By A. Schultz
Most everyone has heard the phrase “do your diligence,” and most mergers and acquisitions (M&A) professionals are accustomed to obligatory buy-side due diligence. However, sell-side due diligence and transition planning is not as well known.
Sell-side due diligence is a proactive way for sellers and their M&A advisors to ensure the company is presented in the best light possible — and maximize the chances of a favorable price and terms in a deal. Paid for by the seller, sell-side diligence uncovers potential issues and red flags before buyers do, giving sellers time to properly message and/or rectify these concerns before engaging in a transaction.
It can be overwhelming for sellers to try to satisfy buyers’ many requests during the buy-side due diligence process while simultaneously running the business. Too often this leads to missed deadlines and other inefficiencies that can damage the seller’s credibility, cause lower valuations or unfavorable terms, or even kill the deal entirely.
Engaging experienced M&A due diligence professionals on the sell-side can reduce the risk of the buy-side process going sideways, alleviate stress on the seller, and increase the chances for a successful process.
Here are 7 common dynamics sell-side due diligence can uncover:
1. Owner expectation of selling the business quickly without preparation. – The seller might be using multiple data systems; antiquated systems; or, worse yet, no systems. Getting access to detailed financial information will be priority number one for a buy-side due diligence team. In sharing information with buyers, the information needs to be complete, organized, and compiled in a manner that can be sliced and diced.
The value of a sell-side process is this information is fully vetted before a buy-side process starts.

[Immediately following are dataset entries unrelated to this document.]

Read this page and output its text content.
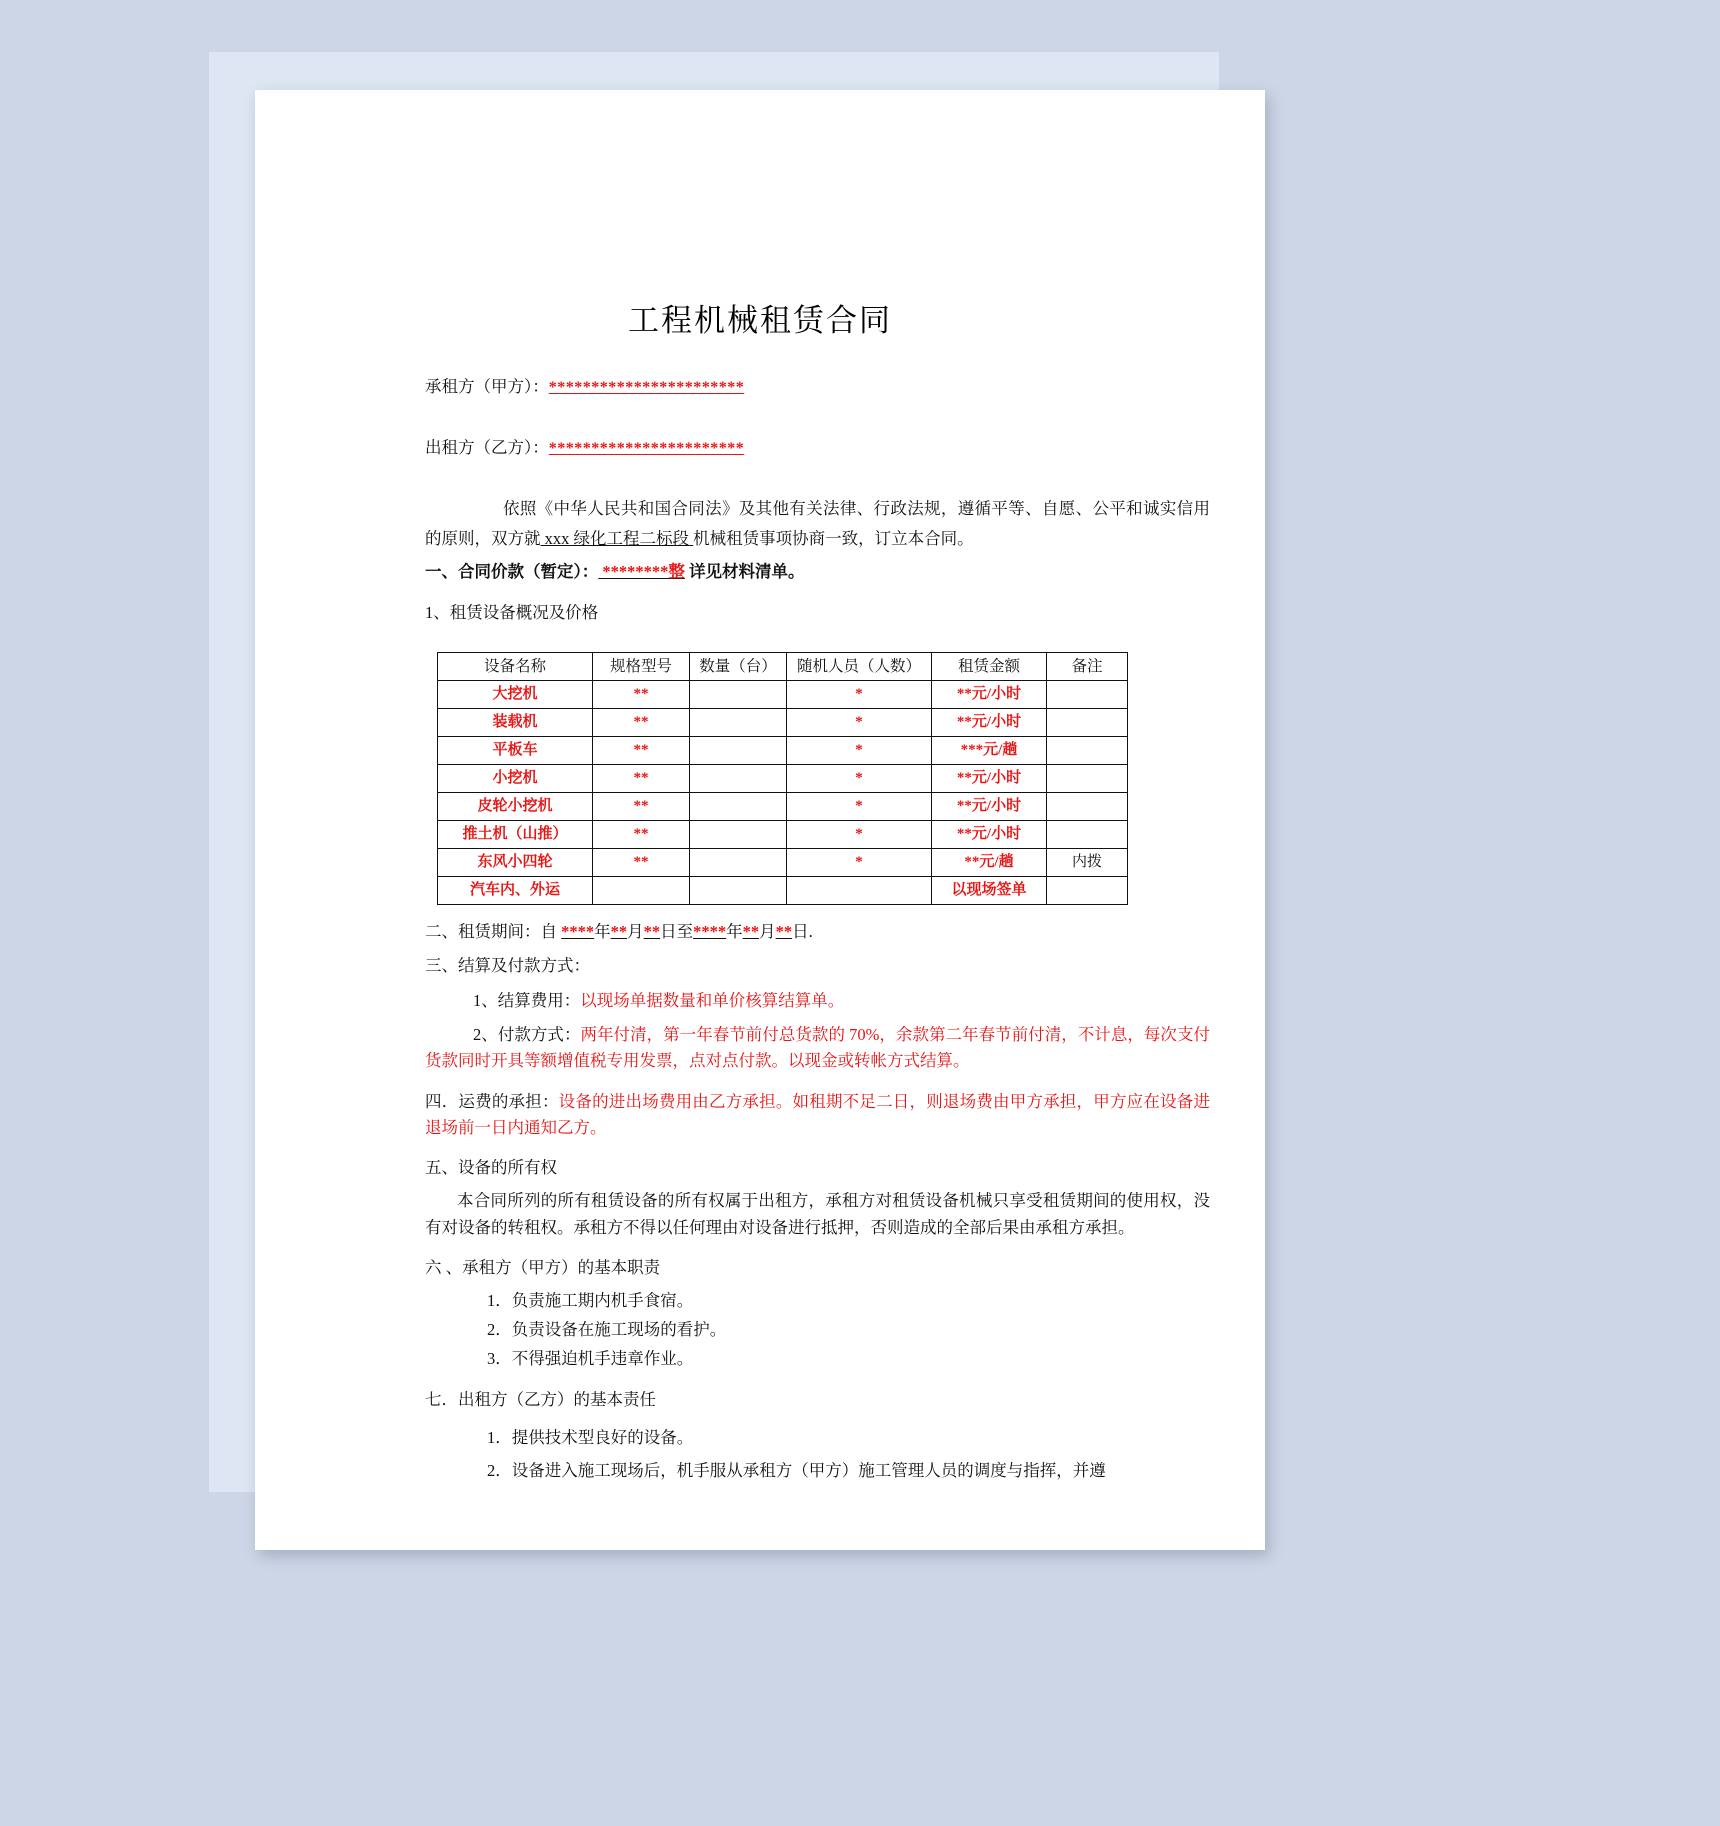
工程机械租赁合同
承租方（甲方）：***********************
出租方（乙方）：***********************
依照《中华人民共和国合同法》及其他有关法律、行政法规，遵循平等、自愿、公平和诚实信用的原则，双方就 xxx 绿化工程二标段 机械租赁事项协商一致，订立本合同。
一、合同价款（暂定）： ********整 详见材料清单。
1、租赁设备概况及价格
设备名称	规格型号	数量（台）	随机人员（人数）	租赁金额	备注
大挖机	**		*	**元/小时	
装载机	**		*	**元/小时	
平板车	**		*	***元/趟	
小挖机	**		*	**元/小时	
皮轮小挖机	**		*	**元/小时	
推土机（山推）	**		*	**元/小时	
东风小四轮	**		*	**元/趟	内拨
汽车内、外运				以现场签单	
二、租赁期间：自 ****年**月**日至****年**月**日.
三、结算及付款方式：
1、结算费用：以现场单据数量和单价核算结算单。
2、付款方式：两年付清，第一年春节前付总货款的 70%，余款第二年春节前付清，不计息，每次支付货款同时开具等额增值税专用发票，点对点付款。以现金或转帐方式结算。
四．运费的承担：设备的进出场费用由乙方承担。如租期不足二日，则退场费由甲方承担，甲方应在设备进退场前一日内通知乙方。
五、设备的所有权
本合同所列的所有租赁设备的所有权属于出租方，承租方对租赁设备机械只享受租赁期间的使用权，没有对设备的转租权。承租方不得以任何理由对设备进行抵押，否则造成的全部后果由承租方承担。
六 、承租方（甲方）的基本职责
1．负责施工期内机手食宿。
2．负责设备在施工现场的看护。
3．不得强迫机手违章作业。
七．出租方（乙方）的基本责任
1．提供技术型良好的设备。
2．设备进入施工现场后，机手服从承租方（甲方）施工管理人员的调度与指挥，并遵
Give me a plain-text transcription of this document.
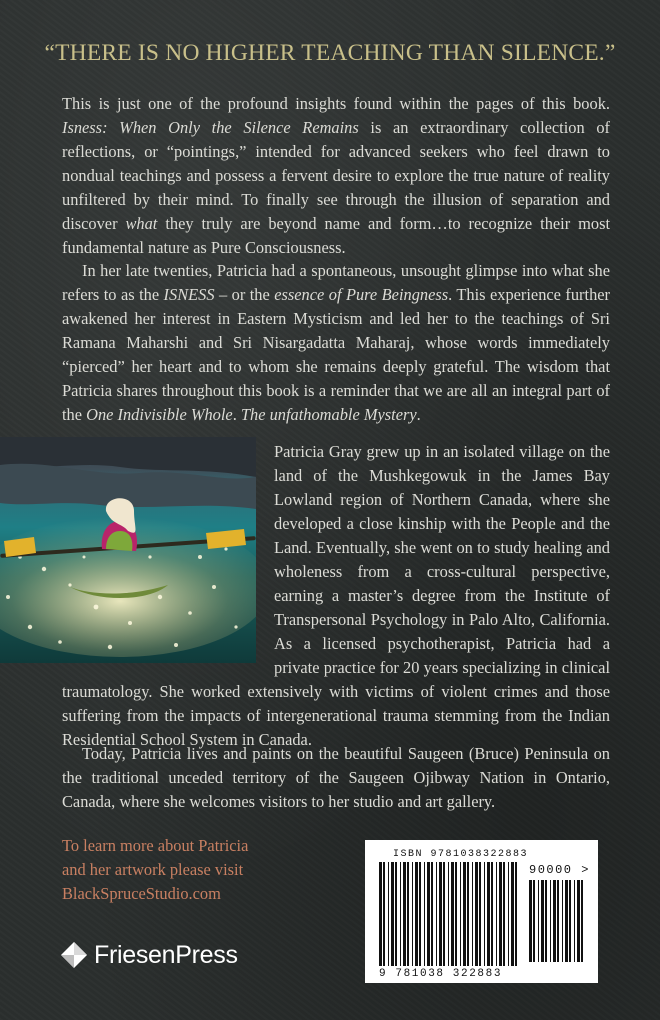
“THERE IS NO HIGHER TEACHING THAN SILENCE.”

This is just one of the profound insights found within the pages of this book. Isness: When Only the Silence Remains is an extraordinary collection of reflections, or “pointings,” intended for advanced seekers who feel drawn to nondual teachings and possess a fervent desire to explore the true nature of reality unfiltered by their mind. To finally see through the illusion of separation and discover what they truly are beyond name and form…to recognize their most fundamental nature as Pure Consciousness.

In her late twenties, Patricia had a spontaneous, unsought glimpse into what she refers to as the ISNESS – or the essence of Pure Beingness. This experience further awakened her interest in Eastern Mysticism and led her to the teachings of Sri Ramana Maharshi and Sri Nisargadatta Maharaj, whose words immediately “pierced” her heart and to whom she remains deeply grateful. The wisdom that Patricia shares throughout this book is a reminder that we are all an integral part of the One Indivisible Whole. The unfathomable Mystery.

Patricia Gray grew up in an isolated village on the land of the Mushkegowuk in the James Bay Lowland region of Northern Canada, where she developed a close kinship with the People and the Land. Eventually, she went on to study healing and wholeness from a cross-cultural perspective, earning a master’s degree from the Institute of Transpersonal Psychology in Palo Alto, California. As a licensed psychotherapist, Patricia had a private practice for 20 years specializing in clinical traumatology. She worked extensively with victims of violent crimes and those suffering from the impacts of intergenerational trauma stemming from the Indian Residential School System in Canada.

Today, Patricia lives and paints on the beautiful Saugeen (Bruce) Peninsula on the traditional unceded territory of the Saugeen Ojibway Nation in Ontario, Canada, where she welcomes visitors to her studio and art gallery.

To learn more about Patricia
and her artwork please visit
BlackSpruceStudio.com
FriesenPress
ISBN 9781038322883
90000 >
9 781038 322883
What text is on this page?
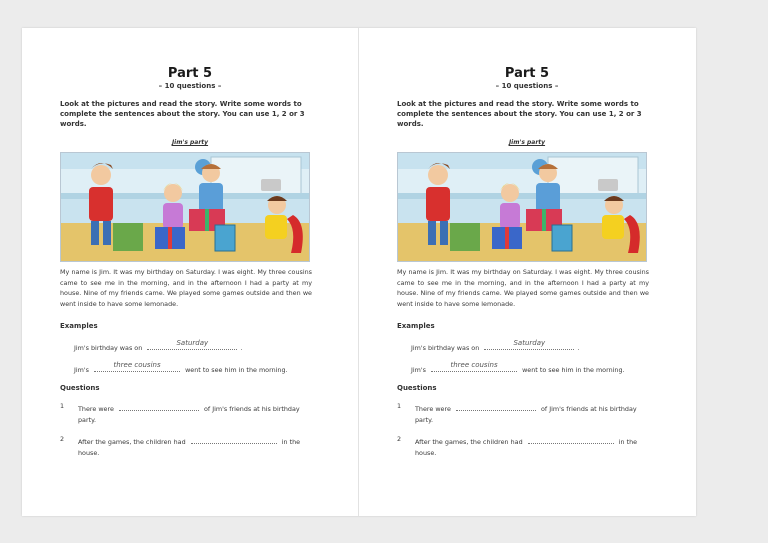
Part 5
– 10 questions –
Look at the pictures and read the story. Write some words to complete the sentences about the story. You can use 1, 2 or 3 words.
Jim's party
My name is Jim. It was my birthday on Saturday. I was eight. My three cousins came to see me in the morning, and in the afternoon I had a party at my house. Nine of my friends came. We played some games outside and then we went inside to have some lemonade.
Examples
Jim's birthday was on
Saturday
.
Jim's
three cousins
went to see him in the morning.
Questions
1 There were	of Jim's friends at his birthday party.
2 After the games, the children had	in the house.
Part 5
– 10 questions –
Look at the pictures and read the story. Write some words to complete the sentences about the story. You can use 1, 2 or 3 words.
Jim's party
My name is Jim. It was my birthday on Saturday. I was eight. My three cousins came to see me in the morning, and in the afternoon I had a party at my house. Nine of my friends came. We played some games outside and then we went inside to have some lemonade.
Examples
Jim's birthday was on
Saturday
.
Jim's
three cousins
went to see him in the morning.
Questions
1 There were	of Jim's friends at his birthday party.
2 After the games, the children had	in the house.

2. Overextended employee resources. – In smaller companies, the accounting function likely wears many hats. There simply isn’t enough bandwidth to respond to buyer due diligence requests in a timely manner or in an organized fashion.
In a sell-side process, the service provider is an extension of the seller’s organization and can provide detailed information about financial trends, supporting schedules, etc., and present the information in the best possible light and in a format buy-side due diligence teams require.
3. Unclear financial narrative. – Many sellers have deep knowledge about the intricacies of their businesses but struggle to articulate the financial information buyers are looking for succinctly and effectively. All buyers are looking to prove their investment theses during the due diligence process, and it’s paramount that sellers can speak to this.
A sell-side process can dig into this financial information and prepare the seller for these conversations.
4. Unhelpful “tax guy.” – The seller’s trusted accounting advisor is often the external CPA (aka “my tax guy”). Unfortunately, tax CPAs generally don’t speak to the company’s financial processes, accounting methodologies, and day-to-day bookkeeping. Additionally, they are generally not involved in the monthly closing and reporting of the financials. In short, they aren’t very helpful during a due diligence process and might do more harm than good with buyers.
By hiring a sell-side provider, sellers can ensure they’re prepared to speak comprehensively about the business’s financials — from explaining subjective and estimated accruals to accounting for manufacturing variances to sharing carve-out and standalone assumptions.
5. Multiple entities and no consolidation. – As a seller’s business evolved, the seller might have started additional legal and financial entities, which are now being contemplated in a potential sale process. It’s likely that these entities have never been consolidated and intercompany transactions remain in the financial statements.
A sell-side process can determine the potential earnings impact of all the entities and provide a buyer with a consolidated view of what is being acquired.
6. Likely purchase price reductions. – There are many findings that could lead to a purchase price reduction for the seller — accounting departures, non-recurring or out-of-period adjustments, inaccurate management-adjusted EBITDA, etc.
By conducting a sell-side process, sellers can get ahead of any potential risk areas that a buyer might identify and reduce the likelihood of re-trading after the letter of intent (LOI) has been signed and negotiating powers have shifted to the buyer.
7. Ineffective tax structuring. – Most transactions are structured as asset versus stock sales. Determining which tax structure is right for a seller can have a profound effect on the net cash realized by the seller.
The value of a sell-side process is a seller can minimize the impact of taxes on proceeds by strategically structuring deals to the seller’s best advantage (leading to more cash in the bank after close).
While no one can predict whether a transaction will actually close, a sell-side due diligence process will significantly shorten the buyer due diligence period and reduce the chance of a broken deal. For sellers, hiring an advisor to assist with sell-side due diligence and business transition planning can ensure the M&A process will be as successful as possible.